Akagi M, Fukuishi N, Kan T, Sagesaka Y M, Akagi R
Department of Pharmacology, Faculty of Pharmaceutical Sciences, Tokushima Bunri University, Yamashiro-cho, Japan.
Biol Pharm Bull. 1997 May;20(5):565-7. doi: 10.1248/bpb.20.565.
We investigated the anti-allergic effect of tea-leaf saponin (TLS), which was a mixture of saponins separated from the leaves of Camellia sinensis var. sinensis, in guinea pigs and rats. TLS (20-100 mg/kg) dose-dependently inhibited experimentally-induced asthma, and ID50 was 61.7 mg/kg. TLS (20-100 mg/kg) dose-dependently inhibited a 48 h homologous PCA (passive cutaneous anaphylaxis) reaction, and the inhibitory effect was similar to that of tranilast. TLS (1-100 microg/ml) also inhibited the release of antigen-induced leukotriene (LT) C4 from sensitized guinea pig lung samples in a dose-dependent fashion, but did not prevent histamine release. TLS (0.01-0.5 microg/ml) inhibited histamine release from rat peritoneal mast cells induced by compound 48/80. At higher concentrations, TLS elicited histamine release. These findings suggest that TLS may be a useful protective agent against clinical allergy, and that the inhibitory effects of TLS on mediator release are in some way related to its inhibitory effect on experimentally-induced asthma and PCA reaction.

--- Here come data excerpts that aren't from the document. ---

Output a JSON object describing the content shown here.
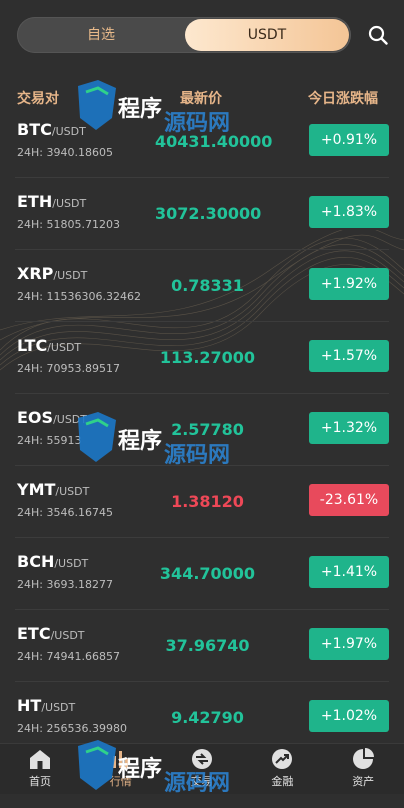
{
  "top": {
    "tabs": [
      "自选",
      "USDT"
    ],
    "active_tab": 1
  },
  "header": {
    "pair": "交易对",
    "price": "最新价",
    "change": "今日涨跌幅"
  },
  "rows": [
    {
      "base": "BTC",
      "quote": "/USDT",
      "vol": "24H: 3940.18605",
      "price": "40431.40000",
      "change": "+0.91%",
      "dir": "up"
    },
    {
      "base": "ETH",
      "quote": "/USDT",
      "vol": "24H: 51805.71203",
      "price": "3072.30000",
      "change": "+1.83%",
      "dir": "up"
    },
    {
      "base": "XRP",
      "quote": "/USDT",
      "vol": "24H: 11536306.32462",
      "price": "0.78331",
      "change": "+1.92%",
      "dir": "up"
    },
    {
      "base": "LTC",
      "quote": "/USDT",
      "vol": "24H: 70953.89517",
      "price": "113.27000",
      "change": "+1.57%",
      "dir": "up"
    },
    {
      "base": "EOS",
      "quote": "/USDT",
      "vol": "24H: 55913",
      "price": "2.57780",
      "change": "+1.32%",
      "dir": "up"
    },
    {
      "base": "YMT",
      "quote": "/USDT",
      "vol": "24H: 3546.16745",
      "price": "1.38120",
      "change": "-23.61%",
      "dir": "down"
    },
    {
      "base": "BCH",
      "quote": "/USDT",
      "vol": "24H: 3693.18277",
      "price": "344.70000",
      "change": "+1.41%",
      "dir": "up"
    },
    {
      "base": "ETC",
      "quote": "/USDT",
      "vol": "24H: 74941.66857",
      "price": "37.96740",
      "change": "+1.97%",
      "dir": "up"
    },
    {
      "base": "HT",
      "quote": "/USDT",
      "vol": "24H: 256536.39980",
      "price": "9.42790",
      "change": "+1.02%",
      "dir": "up"
    }
  ],
  "nav": [
    {
      "label": "首页",
      "icon": "home-icon"
    },
    {
      "label": "行情",
      "icon": "market-icon"
    },
    {
      "label": "交易",
      "icon": "trade-icon"
    },
    {
      "label": "金融",
      "icon": "finance-icon"
    },
    {
      "label": "资产",
      "icon": "assets-icon"
    }
  ],
  "nav_active": 1,
  "watermark": "程序源码网",
  "colors": {
    "up": "#1fb48b",
    "down": "#e84a5c",
    "accent": "#e6b589",
    "bg": "#2f2f2f"
  }
}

我们研究了茶叶皂苷(TLS)对豚鼠和大鼠的抗过敏作用,TLS是从中华变种茶树叶片中分离得到的皂苷混合物。TLS(20 - 100毫克/千克)剂量依赖性地抑制实验性诱发的哮喘,半数抑制剂量(ID50)为61.7毫克/千克。TLS(20 - 100毫克/千克)剂量依赖性地抑制48小时同源被动皮肤过敏反应(PCA),其抑制作用与曲尼司特相似。TLS(1 - 100微克/毫升)还以剂量依赖性方式抑制致敏豚鼠肺样本中抗原诱导的白三烯(LT)C4释放,但不阻止组胺释放。TLS(0.01 - 0.5微克/毫升)抑制化合物48/80诱导的大鼠腹腔肥大细胞组胺释放。在较高浓度下,TLS会引发组胺释放。这些发现表明,TLS可能是一种有用的临床过敏保护剂,并且TLS对介质释放的抑制作用在某种程度上与其对实验性诱发的哮喘和PCA反应的抑制作用相关。